Хроники Каторги: Цой жив (СИ) - Ярцев Григорий Юрьевич. Страница 3
На этажах можно было найти больничку - самое чистое и вылизанное место во всей Каторге, - так говорила Гера, а значит, так оно и было. Бордель, где женщины могли подарить любому желающему немыслимые ласки, доставить невиданное удовольствие искателям и собирателям, что терпят невыносимые муки, покидая стены Домов. Школу для детишек, где единственной наукой являлась Каторга и ее изучение. Различные мастерские, где каторжники восстанавливали вещички Старого мира. Встречались даже площадки, оборудованные для тренировок, но ничто не закаляло человека так, как закаляла Каторга.
При всем обилии и разнообразии имеющегося в Четырех Сестрах, многие этажи пустовали, но содержались в максимально возможной чистоте и порядке, как и территория остального Баззарра. Каторжане знали, как это бывает: Каторга пускает корни всюду, где отступила нога человека.
Сестры с легкостью могли приютить до четырех тысяч человек, но жили за их прочными стенами не более семисот - людей оставалось не много и с каждым новым днем за пределами Баззарра и стенами других Домов их количество неумолимо сокращалось.
Входом в лавку служил немного прогнивший, но усиленный контейнер, перекрашенный несчетное количество раз и соединенный с бетонной постройкой.
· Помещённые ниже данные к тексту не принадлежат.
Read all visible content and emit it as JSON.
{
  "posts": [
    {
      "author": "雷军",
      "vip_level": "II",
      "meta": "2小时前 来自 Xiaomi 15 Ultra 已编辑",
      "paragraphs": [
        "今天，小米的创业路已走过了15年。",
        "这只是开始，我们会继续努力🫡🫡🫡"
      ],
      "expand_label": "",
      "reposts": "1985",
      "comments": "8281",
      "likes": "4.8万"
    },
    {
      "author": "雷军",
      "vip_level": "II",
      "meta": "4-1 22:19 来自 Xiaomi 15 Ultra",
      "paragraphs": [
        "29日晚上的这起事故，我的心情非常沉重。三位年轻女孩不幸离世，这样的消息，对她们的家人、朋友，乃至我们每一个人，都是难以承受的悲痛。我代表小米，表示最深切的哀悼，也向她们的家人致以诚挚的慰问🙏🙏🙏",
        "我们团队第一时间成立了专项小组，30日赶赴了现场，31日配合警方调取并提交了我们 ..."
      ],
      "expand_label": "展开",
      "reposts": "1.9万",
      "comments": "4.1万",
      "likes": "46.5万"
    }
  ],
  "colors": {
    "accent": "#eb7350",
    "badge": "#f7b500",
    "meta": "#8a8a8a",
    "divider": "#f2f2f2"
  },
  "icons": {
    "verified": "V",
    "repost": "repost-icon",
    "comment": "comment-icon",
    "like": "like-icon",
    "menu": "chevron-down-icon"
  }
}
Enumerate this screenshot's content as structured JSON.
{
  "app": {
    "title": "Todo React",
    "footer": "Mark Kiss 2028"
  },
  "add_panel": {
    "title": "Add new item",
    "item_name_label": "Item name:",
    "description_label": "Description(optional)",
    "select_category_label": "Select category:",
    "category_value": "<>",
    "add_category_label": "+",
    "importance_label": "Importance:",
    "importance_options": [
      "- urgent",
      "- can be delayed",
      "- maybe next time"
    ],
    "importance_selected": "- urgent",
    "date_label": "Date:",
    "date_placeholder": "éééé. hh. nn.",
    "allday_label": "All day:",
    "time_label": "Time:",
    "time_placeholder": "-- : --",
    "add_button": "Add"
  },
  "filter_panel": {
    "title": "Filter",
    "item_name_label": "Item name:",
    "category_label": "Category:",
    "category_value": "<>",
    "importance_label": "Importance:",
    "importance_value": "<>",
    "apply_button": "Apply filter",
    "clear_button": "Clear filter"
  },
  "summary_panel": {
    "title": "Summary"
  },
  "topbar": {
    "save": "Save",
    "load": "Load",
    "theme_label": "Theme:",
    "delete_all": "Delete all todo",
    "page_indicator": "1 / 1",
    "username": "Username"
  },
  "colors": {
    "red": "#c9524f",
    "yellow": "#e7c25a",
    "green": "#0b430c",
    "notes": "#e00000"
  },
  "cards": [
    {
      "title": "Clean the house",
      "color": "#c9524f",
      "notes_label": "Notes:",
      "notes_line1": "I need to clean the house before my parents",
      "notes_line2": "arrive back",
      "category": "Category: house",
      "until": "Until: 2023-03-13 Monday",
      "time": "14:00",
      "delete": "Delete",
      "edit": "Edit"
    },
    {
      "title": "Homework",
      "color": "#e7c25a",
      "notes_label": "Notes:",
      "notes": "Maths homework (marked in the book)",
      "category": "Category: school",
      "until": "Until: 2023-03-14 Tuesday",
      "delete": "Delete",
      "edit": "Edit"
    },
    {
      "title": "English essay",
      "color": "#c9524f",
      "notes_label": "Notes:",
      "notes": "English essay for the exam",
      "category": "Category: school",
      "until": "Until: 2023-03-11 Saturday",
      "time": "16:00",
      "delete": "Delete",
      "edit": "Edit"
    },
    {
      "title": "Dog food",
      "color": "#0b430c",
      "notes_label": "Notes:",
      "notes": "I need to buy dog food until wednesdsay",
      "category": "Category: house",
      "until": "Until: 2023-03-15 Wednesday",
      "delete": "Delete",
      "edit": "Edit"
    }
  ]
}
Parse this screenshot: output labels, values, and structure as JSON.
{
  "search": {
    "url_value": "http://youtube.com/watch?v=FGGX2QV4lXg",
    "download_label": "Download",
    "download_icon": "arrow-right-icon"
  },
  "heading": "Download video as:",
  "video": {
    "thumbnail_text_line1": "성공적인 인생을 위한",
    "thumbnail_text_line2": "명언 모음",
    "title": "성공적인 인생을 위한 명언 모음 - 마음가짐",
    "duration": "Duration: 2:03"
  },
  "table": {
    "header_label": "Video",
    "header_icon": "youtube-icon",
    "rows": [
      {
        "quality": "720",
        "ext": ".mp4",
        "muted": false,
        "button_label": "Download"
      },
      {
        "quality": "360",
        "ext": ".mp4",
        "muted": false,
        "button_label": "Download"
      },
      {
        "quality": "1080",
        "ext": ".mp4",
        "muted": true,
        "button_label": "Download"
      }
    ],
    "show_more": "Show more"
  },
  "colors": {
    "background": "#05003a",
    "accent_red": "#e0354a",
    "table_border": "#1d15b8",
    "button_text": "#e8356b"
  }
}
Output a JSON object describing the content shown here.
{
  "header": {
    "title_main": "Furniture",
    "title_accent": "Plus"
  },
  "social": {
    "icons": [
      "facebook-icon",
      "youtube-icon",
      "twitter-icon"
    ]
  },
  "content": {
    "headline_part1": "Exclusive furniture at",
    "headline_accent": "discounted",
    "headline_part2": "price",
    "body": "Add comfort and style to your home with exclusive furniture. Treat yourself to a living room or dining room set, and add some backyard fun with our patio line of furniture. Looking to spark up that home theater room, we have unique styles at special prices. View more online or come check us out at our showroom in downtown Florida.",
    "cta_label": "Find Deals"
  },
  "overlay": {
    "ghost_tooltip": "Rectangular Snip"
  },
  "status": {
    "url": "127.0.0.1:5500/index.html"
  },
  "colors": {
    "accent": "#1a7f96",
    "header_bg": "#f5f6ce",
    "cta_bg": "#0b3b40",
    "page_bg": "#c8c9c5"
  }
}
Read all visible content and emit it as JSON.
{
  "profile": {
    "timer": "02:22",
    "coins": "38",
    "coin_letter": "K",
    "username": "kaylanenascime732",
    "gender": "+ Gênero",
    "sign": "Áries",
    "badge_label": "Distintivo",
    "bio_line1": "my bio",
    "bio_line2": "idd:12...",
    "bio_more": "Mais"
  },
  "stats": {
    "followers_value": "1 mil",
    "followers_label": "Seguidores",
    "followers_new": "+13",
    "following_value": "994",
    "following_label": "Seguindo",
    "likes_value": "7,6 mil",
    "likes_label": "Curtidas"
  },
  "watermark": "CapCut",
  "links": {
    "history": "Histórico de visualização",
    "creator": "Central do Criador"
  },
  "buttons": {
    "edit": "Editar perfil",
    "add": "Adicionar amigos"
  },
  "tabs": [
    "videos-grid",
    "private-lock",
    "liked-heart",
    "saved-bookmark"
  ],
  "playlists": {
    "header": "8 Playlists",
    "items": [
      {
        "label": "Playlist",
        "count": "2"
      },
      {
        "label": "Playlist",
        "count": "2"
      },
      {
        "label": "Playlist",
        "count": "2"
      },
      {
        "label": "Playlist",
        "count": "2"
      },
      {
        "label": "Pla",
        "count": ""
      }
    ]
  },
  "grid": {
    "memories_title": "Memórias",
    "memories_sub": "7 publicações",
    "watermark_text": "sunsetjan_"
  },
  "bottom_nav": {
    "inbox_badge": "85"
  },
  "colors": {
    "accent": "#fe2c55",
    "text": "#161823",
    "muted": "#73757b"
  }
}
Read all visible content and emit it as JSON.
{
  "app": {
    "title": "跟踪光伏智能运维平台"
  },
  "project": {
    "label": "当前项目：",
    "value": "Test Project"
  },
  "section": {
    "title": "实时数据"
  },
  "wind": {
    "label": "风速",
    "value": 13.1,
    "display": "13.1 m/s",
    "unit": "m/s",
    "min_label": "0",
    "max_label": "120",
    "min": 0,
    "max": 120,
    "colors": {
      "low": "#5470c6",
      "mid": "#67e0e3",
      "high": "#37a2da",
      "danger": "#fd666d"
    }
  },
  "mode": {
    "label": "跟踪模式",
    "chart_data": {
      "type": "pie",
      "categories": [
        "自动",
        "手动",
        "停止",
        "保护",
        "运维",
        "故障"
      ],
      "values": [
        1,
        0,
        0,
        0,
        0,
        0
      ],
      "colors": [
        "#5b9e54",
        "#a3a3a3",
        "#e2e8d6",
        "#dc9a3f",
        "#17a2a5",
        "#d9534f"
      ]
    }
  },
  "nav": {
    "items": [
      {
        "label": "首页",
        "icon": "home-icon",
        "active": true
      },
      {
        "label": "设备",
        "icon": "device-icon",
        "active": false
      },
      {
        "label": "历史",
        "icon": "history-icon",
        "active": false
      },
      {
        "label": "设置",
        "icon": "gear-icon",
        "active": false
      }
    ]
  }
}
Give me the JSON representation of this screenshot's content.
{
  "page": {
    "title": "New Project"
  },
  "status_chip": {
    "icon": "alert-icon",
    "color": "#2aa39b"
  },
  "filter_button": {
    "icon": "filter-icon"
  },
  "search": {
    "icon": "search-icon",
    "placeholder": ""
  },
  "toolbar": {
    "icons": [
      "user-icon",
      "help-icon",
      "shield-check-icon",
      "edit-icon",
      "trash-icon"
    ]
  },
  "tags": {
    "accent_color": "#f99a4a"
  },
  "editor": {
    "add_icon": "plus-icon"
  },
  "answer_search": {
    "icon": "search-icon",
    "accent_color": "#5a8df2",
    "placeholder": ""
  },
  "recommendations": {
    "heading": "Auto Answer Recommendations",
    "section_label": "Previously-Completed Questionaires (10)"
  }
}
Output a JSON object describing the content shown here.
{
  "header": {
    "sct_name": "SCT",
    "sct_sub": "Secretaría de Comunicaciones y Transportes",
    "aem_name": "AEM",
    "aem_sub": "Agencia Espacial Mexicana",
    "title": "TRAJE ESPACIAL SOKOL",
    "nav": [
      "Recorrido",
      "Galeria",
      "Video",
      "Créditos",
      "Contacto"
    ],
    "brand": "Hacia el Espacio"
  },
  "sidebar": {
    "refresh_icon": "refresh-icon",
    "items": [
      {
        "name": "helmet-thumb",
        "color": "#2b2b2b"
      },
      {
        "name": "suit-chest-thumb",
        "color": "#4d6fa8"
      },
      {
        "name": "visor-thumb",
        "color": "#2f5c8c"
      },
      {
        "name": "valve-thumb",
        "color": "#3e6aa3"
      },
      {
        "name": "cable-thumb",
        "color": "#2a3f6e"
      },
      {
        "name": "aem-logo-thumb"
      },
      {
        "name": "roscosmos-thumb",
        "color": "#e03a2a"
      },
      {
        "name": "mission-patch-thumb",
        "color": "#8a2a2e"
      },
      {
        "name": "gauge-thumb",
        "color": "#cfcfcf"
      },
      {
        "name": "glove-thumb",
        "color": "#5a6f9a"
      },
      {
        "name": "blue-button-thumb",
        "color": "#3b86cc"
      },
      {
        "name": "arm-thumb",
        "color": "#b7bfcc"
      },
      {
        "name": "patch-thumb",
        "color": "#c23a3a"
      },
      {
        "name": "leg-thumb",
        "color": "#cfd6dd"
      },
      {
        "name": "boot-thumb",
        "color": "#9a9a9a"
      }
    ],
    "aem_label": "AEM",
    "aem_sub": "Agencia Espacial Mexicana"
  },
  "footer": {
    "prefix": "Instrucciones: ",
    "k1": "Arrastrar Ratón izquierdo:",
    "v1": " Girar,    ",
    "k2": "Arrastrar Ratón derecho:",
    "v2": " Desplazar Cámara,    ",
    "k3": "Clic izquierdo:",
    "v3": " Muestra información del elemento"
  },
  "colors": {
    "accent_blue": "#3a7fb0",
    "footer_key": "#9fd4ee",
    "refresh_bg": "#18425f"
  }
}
Выгоревшая под палящим солнцем краска давно облупилась, оголив рыжий металл. Двери неустанно сторожили два брата - крепких молодца - Ива и Иль; один брат был старше другого на целых три минуты, только беда заключалась в том, что даже старожилы Баззарра не помнили, кого их мать назвала первым. Цой никак не мог понять причины, по которой это заботило и его, пусть и не так сильно, как самих братьев, чьи споры о старшинстве не угасали по сей день, и подчас переходили в мордобой, служивший своеобразной разминкой.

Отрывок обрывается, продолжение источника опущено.